Will More Women Gun Owners Change the Face of 2nd Amendment Advocacy?
From Charter Arms’ polished pink stainless-steel Chic Lady Revolver to Flashbang’s line of bra holsters, one thing was clear to...
From Charter Arms’ polished pink stainless-steel Chic Lady Revolver to Flashbang’s line of bra holsters, one thing was clear to the roughly 75,000 people who attended the National Rifle Association’s Annual Meeting in St. Louis on April 13-15. And that is this: Women gun owners are rapidly becoming a financial force with political clout.
Dozens of the 500 NRA exhibitors exclusively marketed products geared to female gun owners. Nearly all major retailers and manufacturers featured items specifically made for women. For good reason. According to a December 2011 report from CBS News, the national total for female gun owners has doubled over the last decade, increasing to nearly 5 million women since 2001.

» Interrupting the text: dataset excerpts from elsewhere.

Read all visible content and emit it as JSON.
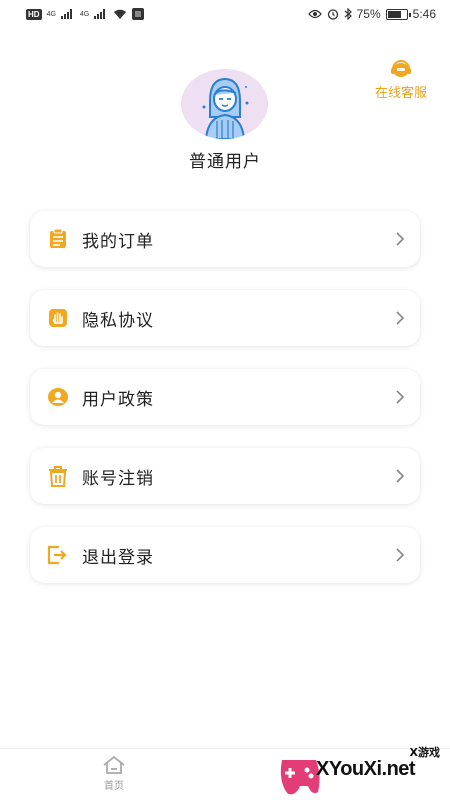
{
  "status_bar": {
    "hd": "HD",
    "net1": "4G",
    "net2": "4G",
    "battery": "75%",
    "battery_level": 0.75,
    "time": "5:46"
  },
  "profile": {
    "username": "普通用户",
    "avatar_icon": "user-avatar-icon"
  },
  "service": {
    "label": "在线客服",
    "icon": "headset-icon"
  },
  "menu": [
    {
      "label": "我的订单",
      "icon": "clipboard-icon"
    },
    {
      "label": "隐私协议",
      "icon": "hand-icon"
    },
    {
      "label": "用户政策",
      "icon": "user-circle-icon"
    },
    {
      "label": "账号注销",
      "icon": "trash-icon"
    },
    {
      "label": "退出登录",
      "icon": "logout-icon"
    }
  ],
  "bottom_nav": {
    "home_label": "首页"
  },
  "watermark": {
    "text": "XYouXi.net",
    "tag": "X游戏"
  },
  "colors": {
    "accent": "#f0a823",
    "chevron": "#888888",
    "avatar_bg": "#efdff2",
    "avatar_line": "#2a7fd4"
  }
}
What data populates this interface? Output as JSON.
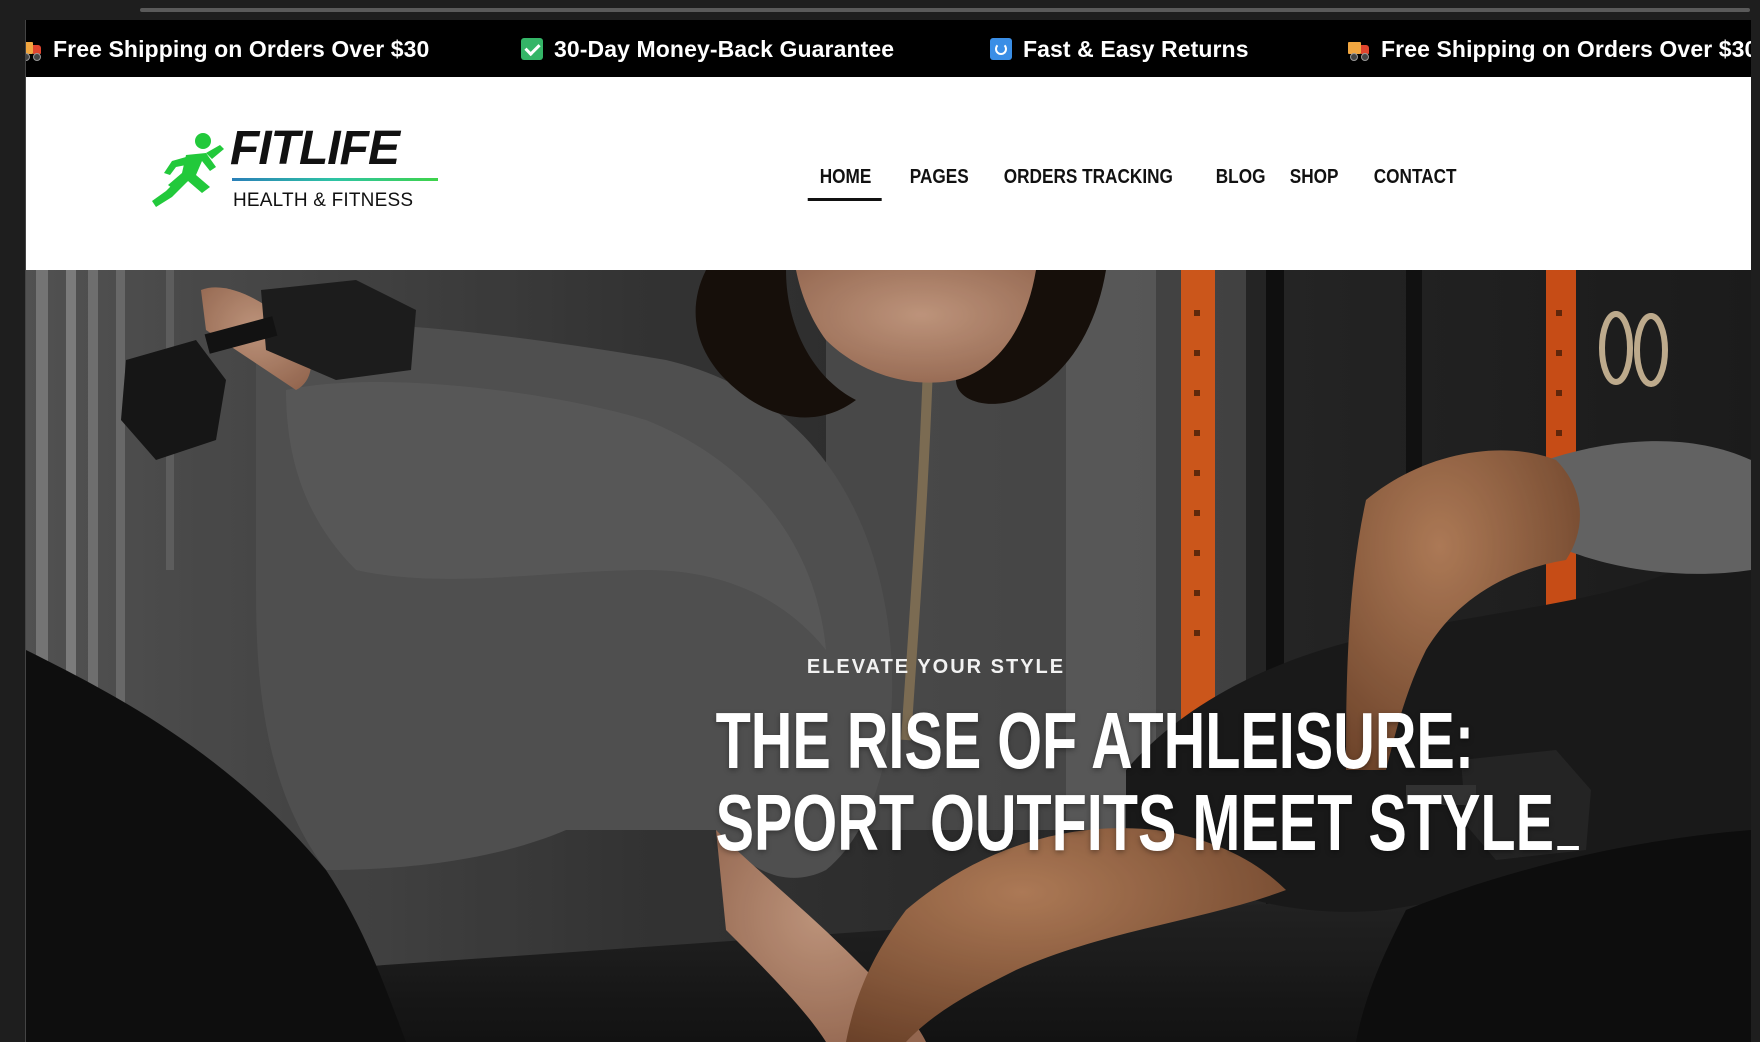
{
  "announcement_bar": {
    "items": [
      {
        "icon": "truck-icon",
        "text": "Free Shipping on Orders Over $30"
      },
      {
        "icon": "check-icon",
        "text": "30-Day Money-Back Guarantee"
      },
      {
        "icon": "refresh-icon",
        "text": "Fast & Easy Returns"
      },
      {
        "icon": "truck-icon",
        "text": "Free Shipping on Orders Over $30"
      }
    ],
    "background": "#000000",
    "text_color": "#ffffff"
  },
  "header": {
    "logo": {
      "title": "FITLIFE",
      "subtitle": "HEALTH & FITNESS",
      "icon": "running-man-icon",
      "accent": "#22c93b"
    },
    "nav": {
      "items": [
        {
          "label": "HOME",
          "active": true
        },
        {
          "label": "PAGES",
          "active": false
        },
        {
          "label": "ORDERS TRACKING",
          "active": false
        },
        {
          "label": "BLOG",
          "active": false
        },
        {
          "label": "SHOP",
          "active": false
        },
        {
          "label": "CONTACT",
          "active": false
        }
      ]
    }
  },
  "hero": {
    "eyebrow": "ELEVATE YOUR STYLE",
    "title_line1": "THE RISE OF ATHLEISURE:",
    "title_line2": "SPORT OUTFITS MEET STYLE",
    "accent_orange": "#e8621f"
  }
}
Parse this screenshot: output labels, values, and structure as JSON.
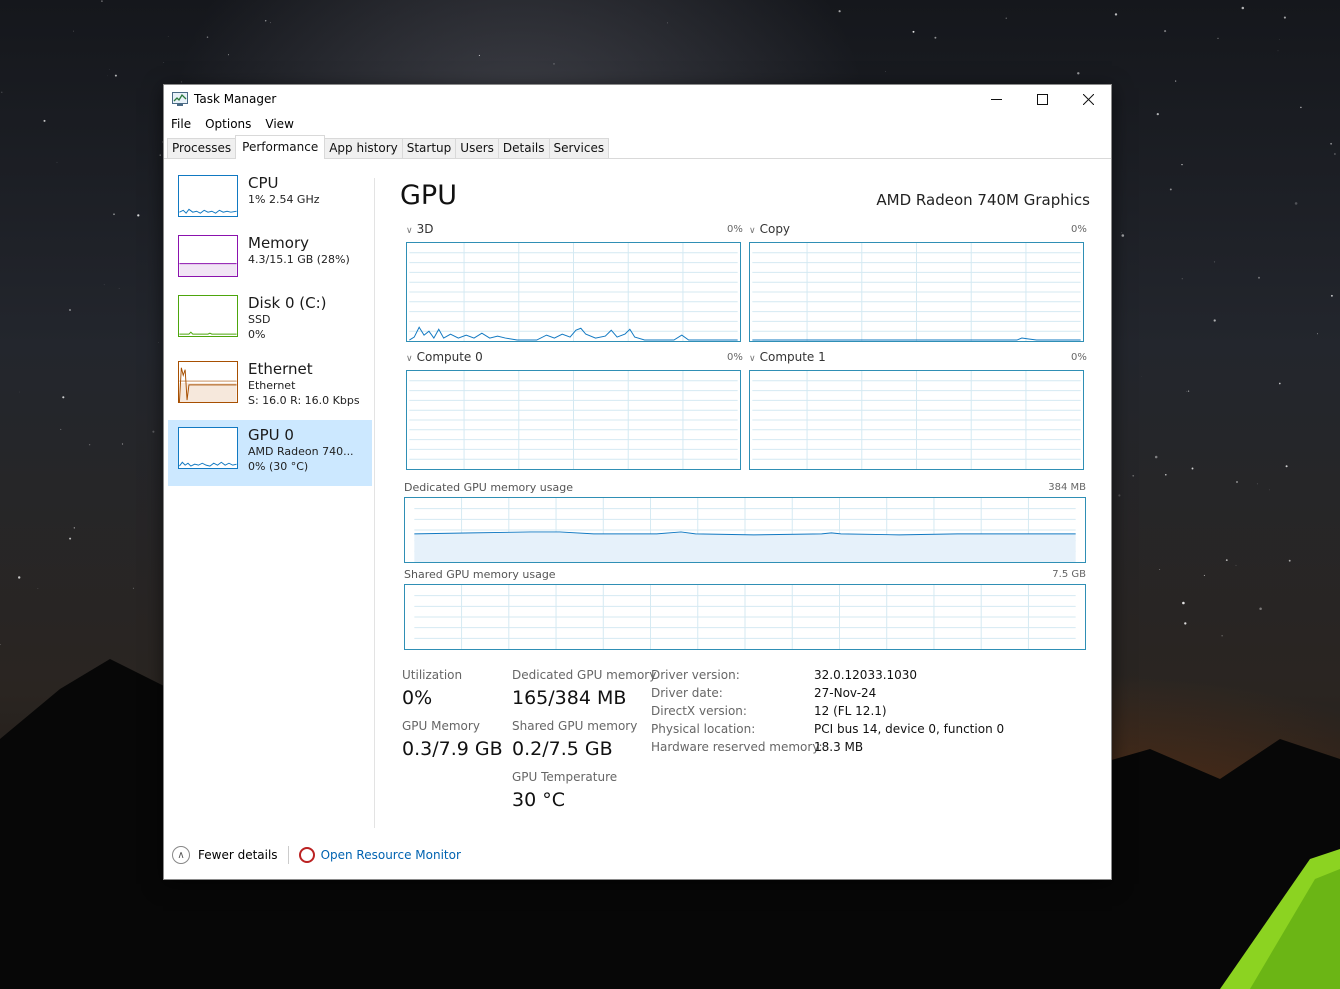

A Gallup poll late last year found 23 percent of American women now own at least one gun.
Nearly 47 percent more women are shooting today than a decade ago, according to the National Sporting Goods Association. The National Shooting Sports Foundation reports that the number of women buying guns for personal defense increased 83 percent since the early 1990s.
If this demographic trend continues, will it change the meaning, the message, and the face of Second Amendment advocacy?